После экскурсии по дому старичок провел Настю по длинному подземному коридору, украшенному восточными этюдами, и вскоре они снова поднялись наверх.
— Последний раз я была в зоопарке год назад, — глаза Насти светились восхищением. — Но этот зоопарк, кажется, больше!
Около трех десятков гиен семенили по огромному вольеру. На глазах девушки старичок приказал слугам покормить гиен.
— Они уже три дня ничего не ели, — объяснил он.
— Это, конечно, неприятно, но это — природа, — сказала Настя. — Я впервые в жизни увидела, как гиены разрывают свои жертвы и глотают с костями. Я врач, и только поэтому, наверное, мне не стало плохо… Зачем ты попросил показать мне это?
— Вот гады! — вырвалось у Верховцева.
Я остановил его взглядом и извиняющимся тоном обратился к девушке:
— Настя, я не знал, что он будет показывать тебе гиен! Я думал, он ограничится чебурашками в большой зале. Прости.
— Я увезу Настю домой! — решительно прервал разговор Ваня и соскочил с подоконника.
— Настя, я просил старичка передать мне кое-что. Ты привезла?
— Ах да! — спохватилась она и сунула руку в карман шубки. — Вот этот телефон.
Когда под окном заурчал двигатель «Лексуса», я нашел в трубке единственное, что там было, — аудиофайл.

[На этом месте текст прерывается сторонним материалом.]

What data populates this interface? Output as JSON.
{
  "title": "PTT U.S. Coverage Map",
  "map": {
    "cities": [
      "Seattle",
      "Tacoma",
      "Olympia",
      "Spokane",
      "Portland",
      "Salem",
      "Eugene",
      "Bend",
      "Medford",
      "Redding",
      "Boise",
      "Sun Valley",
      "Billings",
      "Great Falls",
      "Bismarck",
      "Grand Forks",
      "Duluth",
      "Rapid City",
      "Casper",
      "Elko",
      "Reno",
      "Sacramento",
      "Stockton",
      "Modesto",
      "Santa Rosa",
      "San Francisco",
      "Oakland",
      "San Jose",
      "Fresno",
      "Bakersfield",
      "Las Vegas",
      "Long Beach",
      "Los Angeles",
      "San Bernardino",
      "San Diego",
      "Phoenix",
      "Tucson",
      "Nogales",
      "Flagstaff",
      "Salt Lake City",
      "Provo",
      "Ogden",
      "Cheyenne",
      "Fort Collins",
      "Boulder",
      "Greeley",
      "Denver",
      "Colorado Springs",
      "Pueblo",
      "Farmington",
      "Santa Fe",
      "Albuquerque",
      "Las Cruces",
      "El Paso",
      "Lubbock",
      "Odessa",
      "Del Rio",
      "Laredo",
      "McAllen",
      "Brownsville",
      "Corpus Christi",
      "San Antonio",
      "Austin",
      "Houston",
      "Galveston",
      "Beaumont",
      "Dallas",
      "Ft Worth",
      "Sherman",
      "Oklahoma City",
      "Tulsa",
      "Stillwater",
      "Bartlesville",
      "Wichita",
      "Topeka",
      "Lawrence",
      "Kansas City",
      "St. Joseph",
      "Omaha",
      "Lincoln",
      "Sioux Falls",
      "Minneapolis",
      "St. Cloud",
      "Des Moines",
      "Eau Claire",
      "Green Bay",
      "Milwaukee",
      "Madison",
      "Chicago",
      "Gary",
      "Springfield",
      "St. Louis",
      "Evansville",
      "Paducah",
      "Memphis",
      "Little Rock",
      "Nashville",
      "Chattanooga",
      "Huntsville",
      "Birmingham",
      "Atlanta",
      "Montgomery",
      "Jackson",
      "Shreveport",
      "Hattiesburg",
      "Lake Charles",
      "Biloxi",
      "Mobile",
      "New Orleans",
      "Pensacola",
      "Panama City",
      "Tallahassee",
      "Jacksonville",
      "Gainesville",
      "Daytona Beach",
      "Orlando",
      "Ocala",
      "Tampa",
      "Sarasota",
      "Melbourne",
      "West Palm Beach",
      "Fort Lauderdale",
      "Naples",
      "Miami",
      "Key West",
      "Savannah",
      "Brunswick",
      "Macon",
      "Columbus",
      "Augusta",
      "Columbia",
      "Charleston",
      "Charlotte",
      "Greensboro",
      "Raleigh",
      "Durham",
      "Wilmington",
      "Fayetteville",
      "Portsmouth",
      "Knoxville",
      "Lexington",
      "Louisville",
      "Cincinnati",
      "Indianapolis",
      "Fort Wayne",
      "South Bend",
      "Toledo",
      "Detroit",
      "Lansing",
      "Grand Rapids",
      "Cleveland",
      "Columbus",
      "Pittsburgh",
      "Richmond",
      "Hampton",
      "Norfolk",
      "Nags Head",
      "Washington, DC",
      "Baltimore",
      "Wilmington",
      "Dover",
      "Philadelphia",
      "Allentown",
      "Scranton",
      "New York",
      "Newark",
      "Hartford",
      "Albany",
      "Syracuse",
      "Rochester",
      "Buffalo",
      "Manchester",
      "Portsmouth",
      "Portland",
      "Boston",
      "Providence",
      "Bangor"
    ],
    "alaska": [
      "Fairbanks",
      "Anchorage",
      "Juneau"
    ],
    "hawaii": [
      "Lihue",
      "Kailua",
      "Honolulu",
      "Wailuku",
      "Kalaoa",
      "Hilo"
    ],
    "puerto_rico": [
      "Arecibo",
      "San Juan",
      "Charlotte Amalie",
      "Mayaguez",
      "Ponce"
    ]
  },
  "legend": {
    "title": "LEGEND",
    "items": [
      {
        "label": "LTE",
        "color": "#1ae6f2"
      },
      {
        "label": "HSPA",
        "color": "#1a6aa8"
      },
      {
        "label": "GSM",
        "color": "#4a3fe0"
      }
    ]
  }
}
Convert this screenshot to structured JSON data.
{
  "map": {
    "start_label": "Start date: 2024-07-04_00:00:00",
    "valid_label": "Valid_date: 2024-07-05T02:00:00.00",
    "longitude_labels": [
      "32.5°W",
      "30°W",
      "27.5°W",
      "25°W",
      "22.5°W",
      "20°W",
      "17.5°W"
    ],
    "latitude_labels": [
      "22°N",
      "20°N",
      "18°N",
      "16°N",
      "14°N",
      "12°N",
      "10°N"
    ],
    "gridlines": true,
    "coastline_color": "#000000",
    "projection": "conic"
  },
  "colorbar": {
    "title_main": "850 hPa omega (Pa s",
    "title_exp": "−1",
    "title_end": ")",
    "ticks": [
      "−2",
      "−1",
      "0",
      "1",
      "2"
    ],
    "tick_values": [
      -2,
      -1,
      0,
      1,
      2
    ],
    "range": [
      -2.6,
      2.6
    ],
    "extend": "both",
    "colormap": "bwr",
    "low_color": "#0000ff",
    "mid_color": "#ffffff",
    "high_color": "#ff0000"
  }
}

Говорил, понятно, не Юнг. Он не идиот, чтобы отдавать мне в руки вещественное доказательство. Мямлил какой-то славянин, делая паузы в совершенно не свойственных для речи местах. Сомнений, что он читает с листа текст, не было. Имен, других данных, определяющих принадлежность пленки к кому-либо, не звучало. Использование записи при проведении официальных оперативно-разыскных мероприятий и приобщение ее к материалам уголовного дела стало бы бессмысленным занятием. Содержание монолога предназначалось исключительно для меня, и понимал его лишь я один. В течение тридцати четырех секунд мне было разъяснено, что необдуманные действия приводят к печальным последствиям. Из-за моей глупости известные мне люди претерпели ущерб около восьмисот тысяч настоящих долларов. Я нарушил пакт о ненападении, чем вызвал военные действия между договаривающейся стороной и третьими лицами. Это может полностью дестабилизировать ситуацию в городе и подорвать авторитет как представителей деловых кругов, так и представителей власти. Чтобы не портить жизнь молодому полицейскому (мне), его простили, но он снова полез не в свои дела. И что в результате? Беда не приходит одна. Его то машина сбивает по его же неосмотрительности, то уголовное дело в отношении него едва не завелось. А что будет дальше? При таком-то отношении к жизни…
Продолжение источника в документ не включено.